Oh wait...they bring hard currency.
Hmmm...tough call for North Korean officials.
Sorry, that was obligatory.
Aeroflot's days of flying "prestige" routes to Communist friends' capital cities while making absolutely no profit are LONG gone. In fact, barely 20 years after the shoot-down of KAL 007, Korean Air now flies to Vladivostock and Moscow, something that would have been unthinkable during the cold war. Russia, while still remaining on somewhat friendly terms with North Korea, has recognized that it is South Korea that has something to offer, and business ties between the two countries are growing. North Korea, on the other hand, exports nothing of real value to Russia, so there is no real reason for a direct or non-stop flight to Pyongyang.
China, on the other hand, is the last nation on earth with any real influence on the North Koreans, but even that is tenuous. While the Chinese have somewhat embraced capitalism and Deng Xiaopeng's "to get rich is glorious!!" theme, North Korea remains slaveishly devoted to the isolationism of Kim Il-Sung and his "Junche" policy of self-reliance that has resulted in starvation and misery for those not privileged enough to live in one one of the cities. As a result, China has decided that Air Koryo can be the main air link between Pyongyang and the rest of the world, and Chinese carriers are free to fly there if they wish.

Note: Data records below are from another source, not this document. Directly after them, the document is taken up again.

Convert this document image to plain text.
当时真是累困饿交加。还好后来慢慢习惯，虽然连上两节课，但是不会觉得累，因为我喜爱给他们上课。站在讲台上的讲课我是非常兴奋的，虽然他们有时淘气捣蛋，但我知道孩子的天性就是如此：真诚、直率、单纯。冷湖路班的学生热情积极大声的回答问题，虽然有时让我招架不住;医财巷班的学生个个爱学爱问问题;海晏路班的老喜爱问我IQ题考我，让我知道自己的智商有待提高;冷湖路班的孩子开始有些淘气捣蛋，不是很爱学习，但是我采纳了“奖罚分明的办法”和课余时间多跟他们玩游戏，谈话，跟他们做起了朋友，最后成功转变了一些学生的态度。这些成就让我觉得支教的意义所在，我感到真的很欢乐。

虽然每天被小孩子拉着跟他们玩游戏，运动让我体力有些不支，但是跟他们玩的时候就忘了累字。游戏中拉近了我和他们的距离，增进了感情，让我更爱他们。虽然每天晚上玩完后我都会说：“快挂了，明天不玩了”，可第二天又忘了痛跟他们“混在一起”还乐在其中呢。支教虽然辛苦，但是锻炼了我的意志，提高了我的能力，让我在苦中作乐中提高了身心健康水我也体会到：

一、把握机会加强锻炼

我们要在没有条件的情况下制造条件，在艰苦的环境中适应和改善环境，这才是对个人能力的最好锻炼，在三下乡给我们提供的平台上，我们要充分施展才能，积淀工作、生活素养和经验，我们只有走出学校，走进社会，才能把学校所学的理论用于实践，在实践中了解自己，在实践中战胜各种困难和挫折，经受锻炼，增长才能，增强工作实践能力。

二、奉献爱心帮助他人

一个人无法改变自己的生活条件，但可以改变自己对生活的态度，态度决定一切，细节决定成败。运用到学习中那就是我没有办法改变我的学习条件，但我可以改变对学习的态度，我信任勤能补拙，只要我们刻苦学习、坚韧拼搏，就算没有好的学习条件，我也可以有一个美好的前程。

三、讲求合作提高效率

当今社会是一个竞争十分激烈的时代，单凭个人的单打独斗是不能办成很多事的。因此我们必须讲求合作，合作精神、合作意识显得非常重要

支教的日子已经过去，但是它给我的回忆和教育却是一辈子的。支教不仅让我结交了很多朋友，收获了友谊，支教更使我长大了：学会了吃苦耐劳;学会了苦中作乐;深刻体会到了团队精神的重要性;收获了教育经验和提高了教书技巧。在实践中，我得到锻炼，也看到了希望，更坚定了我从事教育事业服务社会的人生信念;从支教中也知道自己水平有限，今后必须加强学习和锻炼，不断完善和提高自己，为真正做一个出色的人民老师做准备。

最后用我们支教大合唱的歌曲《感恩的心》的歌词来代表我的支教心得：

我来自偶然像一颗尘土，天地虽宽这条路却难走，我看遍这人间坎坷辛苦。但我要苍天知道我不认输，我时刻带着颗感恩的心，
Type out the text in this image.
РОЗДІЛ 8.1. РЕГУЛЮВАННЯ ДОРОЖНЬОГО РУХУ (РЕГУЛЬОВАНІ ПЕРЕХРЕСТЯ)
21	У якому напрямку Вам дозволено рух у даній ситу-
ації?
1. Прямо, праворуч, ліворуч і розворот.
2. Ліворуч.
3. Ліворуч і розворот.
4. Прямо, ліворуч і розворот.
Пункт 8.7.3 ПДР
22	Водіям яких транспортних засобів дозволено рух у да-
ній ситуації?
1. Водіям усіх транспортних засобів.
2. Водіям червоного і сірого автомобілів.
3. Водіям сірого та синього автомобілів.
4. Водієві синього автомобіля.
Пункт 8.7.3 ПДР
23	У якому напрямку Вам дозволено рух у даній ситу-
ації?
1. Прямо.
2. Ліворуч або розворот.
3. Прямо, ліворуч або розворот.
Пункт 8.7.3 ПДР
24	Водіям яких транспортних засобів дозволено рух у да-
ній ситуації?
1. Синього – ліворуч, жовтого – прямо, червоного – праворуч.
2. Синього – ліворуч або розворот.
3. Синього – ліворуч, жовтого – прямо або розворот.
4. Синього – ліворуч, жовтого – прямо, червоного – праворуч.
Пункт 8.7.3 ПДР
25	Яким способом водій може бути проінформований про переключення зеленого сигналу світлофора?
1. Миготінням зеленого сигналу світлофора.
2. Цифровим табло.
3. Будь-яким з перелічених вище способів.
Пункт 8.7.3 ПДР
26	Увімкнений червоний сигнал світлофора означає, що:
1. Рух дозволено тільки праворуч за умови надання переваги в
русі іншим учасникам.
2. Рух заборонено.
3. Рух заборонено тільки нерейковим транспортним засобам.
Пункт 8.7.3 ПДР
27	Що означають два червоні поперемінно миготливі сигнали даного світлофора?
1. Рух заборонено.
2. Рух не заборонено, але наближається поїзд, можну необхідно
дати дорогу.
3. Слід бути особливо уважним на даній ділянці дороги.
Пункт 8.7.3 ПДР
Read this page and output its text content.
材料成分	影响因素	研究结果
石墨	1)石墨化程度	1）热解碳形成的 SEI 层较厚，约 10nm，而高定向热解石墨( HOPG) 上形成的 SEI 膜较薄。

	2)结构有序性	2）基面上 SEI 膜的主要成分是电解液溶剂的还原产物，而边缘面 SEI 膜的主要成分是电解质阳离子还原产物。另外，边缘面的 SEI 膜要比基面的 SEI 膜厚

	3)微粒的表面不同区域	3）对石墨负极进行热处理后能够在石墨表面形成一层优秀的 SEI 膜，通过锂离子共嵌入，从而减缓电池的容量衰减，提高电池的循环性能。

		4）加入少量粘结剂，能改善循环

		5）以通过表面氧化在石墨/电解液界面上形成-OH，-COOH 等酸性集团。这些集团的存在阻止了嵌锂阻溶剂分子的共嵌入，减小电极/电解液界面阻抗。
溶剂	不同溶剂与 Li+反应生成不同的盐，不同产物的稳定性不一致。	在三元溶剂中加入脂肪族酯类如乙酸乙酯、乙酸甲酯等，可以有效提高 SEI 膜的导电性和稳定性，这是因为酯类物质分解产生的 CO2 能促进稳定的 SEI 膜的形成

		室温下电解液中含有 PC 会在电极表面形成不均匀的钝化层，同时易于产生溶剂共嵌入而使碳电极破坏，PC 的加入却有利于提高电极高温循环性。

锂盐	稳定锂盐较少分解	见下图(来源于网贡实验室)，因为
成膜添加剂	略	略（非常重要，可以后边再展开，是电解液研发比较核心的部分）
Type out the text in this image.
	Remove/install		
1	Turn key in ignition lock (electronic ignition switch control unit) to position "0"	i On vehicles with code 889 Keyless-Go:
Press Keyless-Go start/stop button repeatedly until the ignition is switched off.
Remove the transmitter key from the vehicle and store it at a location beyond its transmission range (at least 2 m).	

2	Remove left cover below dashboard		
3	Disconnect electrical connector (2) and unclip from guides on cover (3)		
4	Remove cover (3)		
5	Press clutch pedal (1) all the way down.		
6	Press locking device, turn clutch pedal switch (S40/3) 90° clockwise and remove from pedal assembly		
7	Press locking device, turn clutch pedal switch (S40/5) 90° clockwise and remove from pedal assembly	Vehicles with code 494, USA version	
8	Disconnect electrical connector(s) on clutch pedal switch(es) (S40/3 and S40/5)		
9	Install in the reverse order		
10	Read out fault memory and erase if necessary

In my 1995 edition of the book "The World's Most Dangerous Places" from the Lonely Planet company, the author discusses the fact that the employees of the last of China's airlines to fly to Pyongyang took to growing vegetables in the bathtub of their apartment because of food shortages.
I know I've ranted and raved, but the only way any increase in air service will occur is if the North Koreans allow more outsiders into their country. However, this would only result in a loss of control of the population, so the military and the "Dear Leader" (facing the loss of power and their American movies and alcohol) will never let this occur.